Le Fantôme de Sarah Williams, c’est d’abord la surprise de retrouver Keith Gordon… derrière la caméra. Héros adolescent des films de Carpenter (Christine) et De Palma (Pulsions, Home movies), l’acteur avait disparu des écrans pour une excellente raison : son passage à la mise en scène. Depuis 1988, il a en effet dirigé quatre longs métrages, dont le dernier est apparemment le seul à avoir trouvé un distributeur chez nous. Pourtant, sans être un cinéaste de génie, Gordon fait preuve avec ce Fantôme… d’une indéniable sensibilité, d’un don réel pour les atmosphères douces et hypnotiques. Vraie-fausse histoire de revenants (raison pour laquelle on préférera le titre original –Réveiller les morts– à sa traduction bateau), le film raconte la relation amoureuse de Fielding Pierce (Billy Crudup, superbe) et Sarah Williams (Jennifer Connelly, qui, après Requiem for a dream, semble renouer avec le succès). Lui est un étudiant ambitieux qui se destine à une brillante carrière politique. Elle est plutôt une utopiste, une activiste tendance catho vouée corps et âme à de nobles causes. Alors que, malgré leurs divergences idéologiques, le couple nage dans le bonheur, Sarah trouve la mort dans un attentat. Huit ans plus tard, sur le point d’être élu sénateur, Fielding est plus que jamais obsédé par la jeune femme et reste persuadé qu’elle est toujours en vie.

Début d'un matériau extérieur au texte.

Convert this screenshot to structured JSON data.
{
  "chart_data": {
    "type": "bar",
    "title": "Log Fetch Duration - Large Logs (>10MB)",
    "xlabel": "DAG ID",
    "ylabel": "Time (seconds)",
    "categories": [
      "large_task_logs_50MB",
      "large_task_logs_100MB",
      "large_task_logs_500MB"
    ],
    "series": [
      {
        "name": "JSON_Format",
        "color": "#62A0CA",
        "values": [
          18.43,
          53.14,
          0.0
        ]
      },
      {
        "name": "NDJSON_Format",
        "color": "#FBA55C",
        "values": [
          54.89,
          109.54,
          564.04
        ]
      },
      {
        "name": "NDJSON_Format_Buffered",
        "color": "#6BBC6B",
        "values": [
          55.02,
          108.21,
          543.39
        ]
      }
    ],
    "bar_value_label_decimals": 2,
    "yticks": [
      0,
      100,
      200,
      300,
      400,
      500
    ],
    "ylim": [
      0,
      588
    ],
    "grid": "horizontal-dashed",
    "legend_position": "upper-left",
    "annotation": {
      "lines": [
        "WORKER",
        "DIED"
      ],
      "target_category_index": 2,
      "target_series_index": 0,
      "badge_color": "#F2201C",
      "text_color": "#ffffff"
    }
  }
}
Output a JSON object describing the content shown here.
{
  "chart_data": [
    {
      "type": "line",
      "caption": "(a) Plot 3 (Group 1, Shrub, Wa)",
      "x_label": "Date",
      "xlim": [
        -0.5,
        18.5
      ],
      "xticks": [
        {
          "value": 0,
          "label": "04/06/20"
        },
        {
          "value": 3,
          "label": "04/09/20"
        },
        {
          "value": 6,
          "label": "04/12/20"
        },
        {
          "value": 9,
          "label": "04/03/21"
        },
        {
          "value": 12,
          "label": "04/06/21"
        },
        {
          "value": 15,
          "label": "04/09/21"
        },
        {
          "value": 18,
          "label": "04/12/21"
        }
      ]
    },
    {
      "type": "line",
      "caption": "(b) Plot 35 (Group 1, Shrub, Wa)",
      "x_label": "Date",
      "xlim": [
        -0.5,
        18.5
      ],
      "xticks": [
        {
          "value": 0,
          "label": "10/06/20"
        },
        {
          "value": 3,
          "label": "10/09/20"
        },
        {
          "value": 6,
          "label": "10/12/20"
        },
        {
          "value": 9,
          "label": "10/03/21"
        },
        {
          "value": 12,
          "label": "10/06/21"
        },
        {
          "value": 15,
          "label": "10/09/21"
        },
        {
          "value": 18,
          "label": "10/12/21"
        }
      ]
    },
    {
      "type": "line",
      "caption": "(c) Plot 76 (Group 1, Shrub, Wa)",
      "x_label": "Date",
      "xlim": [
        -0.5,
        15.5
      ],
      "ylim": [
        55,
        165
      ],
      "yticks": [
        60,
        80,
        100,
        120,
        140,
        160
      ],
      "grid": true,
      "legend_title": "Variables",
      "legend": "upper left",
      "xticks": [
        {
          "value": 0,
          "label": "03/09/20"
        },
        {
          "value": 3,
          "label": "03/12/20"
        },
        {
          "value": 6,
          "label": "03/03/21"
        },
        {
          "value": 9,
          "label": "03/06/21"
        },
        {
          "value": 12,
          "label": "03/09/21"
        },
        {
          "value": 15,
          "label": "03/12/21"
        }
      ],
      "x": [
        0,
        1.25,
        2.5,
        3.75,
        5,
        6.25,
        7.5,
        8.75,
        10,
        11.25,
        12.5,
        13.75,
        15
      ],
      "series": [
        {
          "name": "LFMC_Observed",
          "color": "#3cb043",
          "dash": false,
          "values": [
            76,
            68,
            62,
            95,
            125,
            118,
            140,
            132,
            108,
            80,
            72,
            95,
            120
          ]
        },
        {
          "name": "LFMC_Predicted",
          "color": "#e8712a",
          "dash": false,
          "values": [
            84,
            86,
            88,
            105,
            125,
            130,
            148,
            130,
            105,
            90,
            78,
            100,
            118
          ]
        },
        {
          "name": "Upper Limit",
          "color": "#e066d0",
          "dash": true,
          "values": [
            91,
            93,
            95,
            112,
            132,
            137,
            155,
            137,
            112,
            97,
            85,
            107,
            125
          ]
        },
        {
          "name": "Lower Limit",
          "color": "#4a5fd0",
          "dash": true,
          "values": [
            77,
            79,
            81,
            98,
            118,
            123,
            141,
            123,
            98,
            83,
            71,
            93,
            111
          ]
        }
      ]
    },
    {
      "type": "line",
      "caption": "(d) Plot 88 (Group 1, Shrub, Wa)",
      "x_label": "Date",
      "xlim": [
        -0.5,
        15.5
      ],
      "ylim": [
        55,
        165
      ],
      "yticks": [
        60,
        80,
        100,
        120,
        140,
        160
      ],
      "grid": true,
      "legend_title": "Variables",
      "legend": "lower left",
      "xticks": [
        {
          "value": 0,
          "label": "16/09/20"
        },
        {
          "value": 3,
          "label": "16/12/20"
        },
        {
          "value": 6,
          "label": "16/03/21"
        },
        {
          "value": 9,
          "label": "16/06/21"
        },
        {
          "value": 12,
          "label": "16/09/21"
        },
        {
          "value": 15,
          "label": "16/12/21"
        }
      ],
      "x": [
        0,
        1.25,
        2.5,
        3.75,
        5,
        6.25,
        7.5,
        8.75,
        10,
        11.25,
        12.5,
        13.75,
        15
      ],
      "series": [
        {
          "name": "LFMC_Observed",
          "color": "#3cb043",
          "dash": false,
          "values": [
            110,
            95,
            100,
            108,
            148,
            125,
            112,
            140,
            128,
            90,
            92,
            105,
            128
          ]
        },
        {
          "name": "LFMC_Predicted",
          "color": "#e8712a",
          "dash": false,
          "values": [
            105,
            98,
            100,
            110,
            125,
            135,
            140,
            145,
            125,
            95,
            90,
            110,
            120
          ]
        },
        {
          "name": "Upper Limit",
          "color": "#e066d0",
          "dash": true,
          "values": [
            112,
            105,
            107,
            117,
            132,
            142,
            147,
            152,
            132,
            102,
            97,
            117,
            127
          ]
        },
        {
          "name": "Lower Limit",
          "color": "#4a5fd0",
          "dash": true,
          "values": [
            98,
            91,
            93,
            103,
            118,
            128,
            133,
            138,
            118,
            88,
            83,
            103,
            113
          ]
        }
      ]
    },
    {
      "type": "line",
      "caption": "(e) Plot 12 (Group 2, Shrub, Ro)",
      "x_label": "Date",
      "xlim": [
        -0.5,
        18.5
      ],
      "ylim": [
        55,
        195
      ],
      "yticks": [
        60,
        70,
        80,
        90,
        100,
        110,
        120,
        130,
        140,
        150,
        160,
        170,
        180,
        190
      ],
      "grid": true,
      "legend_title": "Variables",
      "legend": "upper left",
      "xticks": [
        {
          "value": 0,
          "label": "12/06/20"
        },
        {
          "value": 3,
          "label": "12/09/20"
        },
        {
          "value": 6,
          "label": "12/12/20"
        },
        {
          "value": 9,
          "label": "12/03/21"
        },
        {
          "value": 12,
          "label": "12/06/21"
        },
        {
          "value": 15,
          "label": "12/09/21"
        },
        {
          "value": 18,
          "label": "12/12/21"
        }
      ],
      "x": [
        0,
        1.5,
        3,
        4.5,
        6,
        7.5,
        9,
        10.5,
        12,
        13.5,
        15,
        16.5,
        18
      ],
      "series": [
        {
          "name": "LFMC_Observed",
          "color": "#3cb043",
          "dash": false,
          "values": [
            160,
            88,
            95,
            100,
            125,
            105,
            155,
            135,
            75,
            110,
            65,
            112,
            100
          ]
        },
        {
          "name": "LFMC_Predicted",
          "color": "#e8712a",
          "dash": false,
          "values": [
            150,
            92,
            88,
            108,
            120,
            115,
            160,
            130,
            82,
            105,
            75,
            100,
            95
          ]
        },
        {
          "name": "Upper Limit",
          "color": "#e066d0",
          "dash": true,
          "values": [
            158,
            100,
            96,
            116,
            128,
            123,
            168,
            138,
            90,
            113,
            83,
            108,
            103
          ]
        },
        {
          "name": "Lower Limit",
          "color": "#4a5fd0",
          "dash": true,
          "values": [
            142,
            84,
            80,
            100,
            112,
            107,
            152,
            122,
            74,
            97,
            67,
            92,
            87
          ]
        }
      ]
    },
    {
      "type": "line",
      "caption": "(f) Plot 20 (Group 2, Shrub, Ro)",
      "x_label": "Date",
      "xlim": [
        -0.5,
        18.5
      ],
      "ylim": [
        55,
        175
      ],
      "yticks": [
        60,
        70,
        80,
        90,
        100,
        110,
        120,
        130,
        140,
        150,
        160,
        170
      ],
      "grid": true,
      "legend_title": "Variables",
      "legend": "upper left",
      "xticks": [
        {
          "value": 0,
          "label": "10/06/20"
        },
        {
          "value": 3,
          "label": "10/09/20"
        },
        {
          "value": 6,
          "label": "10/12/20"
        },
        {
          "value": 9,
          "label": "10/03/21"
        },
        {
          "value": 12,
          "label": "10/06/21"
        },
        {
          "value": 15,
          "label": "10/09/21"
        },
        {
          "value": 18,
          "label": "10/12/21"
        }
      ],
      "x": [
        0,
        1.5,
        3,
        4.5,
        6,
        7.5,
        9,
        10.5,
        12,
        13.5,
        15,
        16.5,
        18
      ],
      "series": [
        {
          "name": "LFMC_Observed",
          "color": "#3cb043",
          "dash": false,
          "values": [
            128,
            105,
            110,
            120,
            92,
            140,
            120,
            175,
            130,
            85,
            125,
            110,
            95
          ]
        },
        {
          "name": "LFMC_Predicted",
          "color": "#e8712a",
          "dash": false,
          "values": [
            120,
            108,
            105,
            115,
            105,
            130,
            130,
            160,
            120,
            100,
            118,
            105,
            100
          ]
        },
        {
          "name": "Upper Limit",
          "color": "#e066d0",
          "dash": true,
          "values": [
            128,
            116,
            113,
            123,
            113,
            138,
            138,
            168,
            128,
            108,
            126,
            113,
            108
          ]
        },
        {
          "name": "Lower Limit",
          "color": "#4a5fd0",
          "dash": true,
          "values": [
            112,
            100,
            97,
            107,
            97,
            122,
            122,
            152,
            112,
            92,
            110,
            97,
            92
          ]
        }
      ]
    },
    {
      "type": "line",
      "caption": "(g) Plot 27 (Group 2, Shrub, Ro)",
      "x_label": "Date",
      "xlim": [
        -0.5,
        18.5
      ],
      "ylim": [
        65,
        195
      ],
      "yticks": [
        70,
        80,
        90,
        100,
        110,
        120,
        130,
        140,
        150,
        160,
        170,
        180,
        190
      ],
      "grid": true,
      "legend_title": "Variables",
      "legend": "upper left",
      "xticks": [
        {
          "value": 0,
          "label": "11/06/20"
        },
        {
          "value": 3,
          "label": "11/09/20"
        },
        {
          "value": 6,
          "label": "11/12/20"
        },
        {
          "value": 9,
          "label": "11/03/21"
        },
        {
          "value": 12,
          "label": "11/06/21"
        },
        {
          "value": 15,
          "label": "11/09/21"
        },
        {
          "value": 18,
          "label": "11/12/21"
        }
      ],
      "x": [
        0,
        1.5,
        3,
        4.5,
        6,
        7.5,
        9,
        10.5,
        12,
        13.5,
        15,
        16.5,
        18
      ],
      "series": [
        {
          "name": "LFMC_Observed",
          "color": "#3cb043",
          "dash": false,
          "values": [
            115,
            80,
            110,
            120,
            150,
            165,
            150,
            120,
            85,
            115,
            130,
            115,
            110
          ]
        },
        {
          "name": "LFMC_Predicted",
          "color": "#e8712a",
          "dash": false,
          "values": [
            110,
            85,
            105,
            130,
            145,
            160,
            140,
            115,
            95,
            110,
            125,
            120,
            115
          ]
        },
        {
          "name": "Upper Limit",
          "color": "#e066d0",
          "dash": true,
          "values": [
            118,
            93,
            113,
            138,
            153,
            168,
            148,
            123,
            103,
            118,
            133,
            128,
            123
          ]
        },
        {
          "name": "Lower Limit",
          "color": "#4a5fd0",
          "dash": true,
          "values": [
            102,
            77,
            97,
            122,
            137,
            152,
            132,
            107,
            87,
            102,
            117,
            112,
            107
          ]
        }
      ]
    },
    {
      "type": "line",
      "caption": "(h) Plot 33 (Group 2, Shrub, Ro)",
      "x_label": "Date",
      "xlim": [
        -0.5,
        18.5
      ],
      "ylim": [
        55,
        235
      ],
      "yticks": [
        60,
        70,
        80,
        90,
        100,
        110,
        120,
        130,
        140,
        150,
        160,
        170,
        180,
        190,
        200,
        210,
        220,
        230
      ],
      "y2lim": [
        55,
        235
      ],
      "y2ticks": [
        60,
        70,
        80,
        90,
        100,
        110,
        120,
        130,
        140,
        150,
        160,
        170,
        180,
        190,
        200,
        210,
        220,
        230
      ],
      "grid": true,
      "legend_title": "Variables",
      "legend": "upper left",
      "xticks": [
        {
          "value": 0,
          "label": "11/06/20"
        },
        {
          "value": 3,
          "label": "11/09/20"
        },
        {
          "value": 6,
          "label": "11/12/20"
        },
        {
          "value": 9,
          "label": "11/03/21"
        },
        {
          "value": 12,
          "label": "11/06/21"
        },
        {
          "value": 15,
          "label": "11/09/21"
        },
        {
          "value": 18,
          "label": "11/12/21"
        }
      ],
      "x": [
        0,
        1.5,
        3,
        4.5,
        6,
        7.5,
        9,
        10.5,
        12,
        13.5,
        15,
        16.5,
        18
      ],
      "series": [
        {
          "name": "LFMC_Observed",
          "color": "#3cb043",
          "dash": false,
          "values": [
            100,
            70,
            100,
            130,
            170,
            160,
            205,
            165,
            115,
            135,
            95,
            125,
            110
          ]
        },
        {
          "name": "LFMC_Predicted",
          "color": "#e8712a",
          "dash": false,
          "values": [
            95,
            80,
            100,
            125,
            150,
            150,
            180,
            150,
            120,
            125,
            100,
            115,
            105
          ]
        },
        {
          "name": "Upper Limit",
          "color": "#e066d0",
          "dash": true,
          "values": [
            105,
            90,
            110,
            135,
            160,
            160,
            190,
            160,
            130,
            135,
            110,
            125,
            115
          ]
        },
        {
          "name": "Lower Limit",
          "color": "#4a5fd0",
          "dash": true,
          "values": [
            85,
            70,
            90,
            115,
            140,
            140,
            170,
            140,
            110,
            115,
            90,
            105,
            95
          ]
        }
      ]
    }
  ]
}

Naviguant sans cesse entre le passé heureux et le présent troublé de son protagoniste, Le Fantôme… distille souvent une belle ambiance mélancolique, n’hésitant pas à se perdre dans les aléas de son récit pour mieux évoquer la confusion de Fielding, son désir maladif de ressentir Sarah, de la revoir en dépit de son évidente disparition. C’est lorsque Keith Gordon plonge dans cette quête un peu floue, abstraite et désordonnée, mais chargée d’une magnifique croyance sentimentale que son film parvient à nous toucher, comme s’il adoptait lui aussi une forme ectoplasmique : narration flottante, dialogues murmurés, musique planante, images mirages… La réalisation a beau être pauvre (photo et cadre indigents), l’ensemble fonctionne par la limpidité de son montage, l’affirmation de sa langueur. Hélas, Le Fantôme… n’est pas un film américain pour rien (la productrice n’est autre que Jodie Foster) et tout finit par devenir plus concret, vers une exaltation forcenée de la conscience politique (voire religieuse !) tandis que Sarah se pointe en chair et en os chez Fielding, une explication hasardeuse sous le bras. Incapable de soutenir son audace poétique jusqu’au bout, Keith Gordon aboutit à un objet attachant mais trop timoré pour convaincre.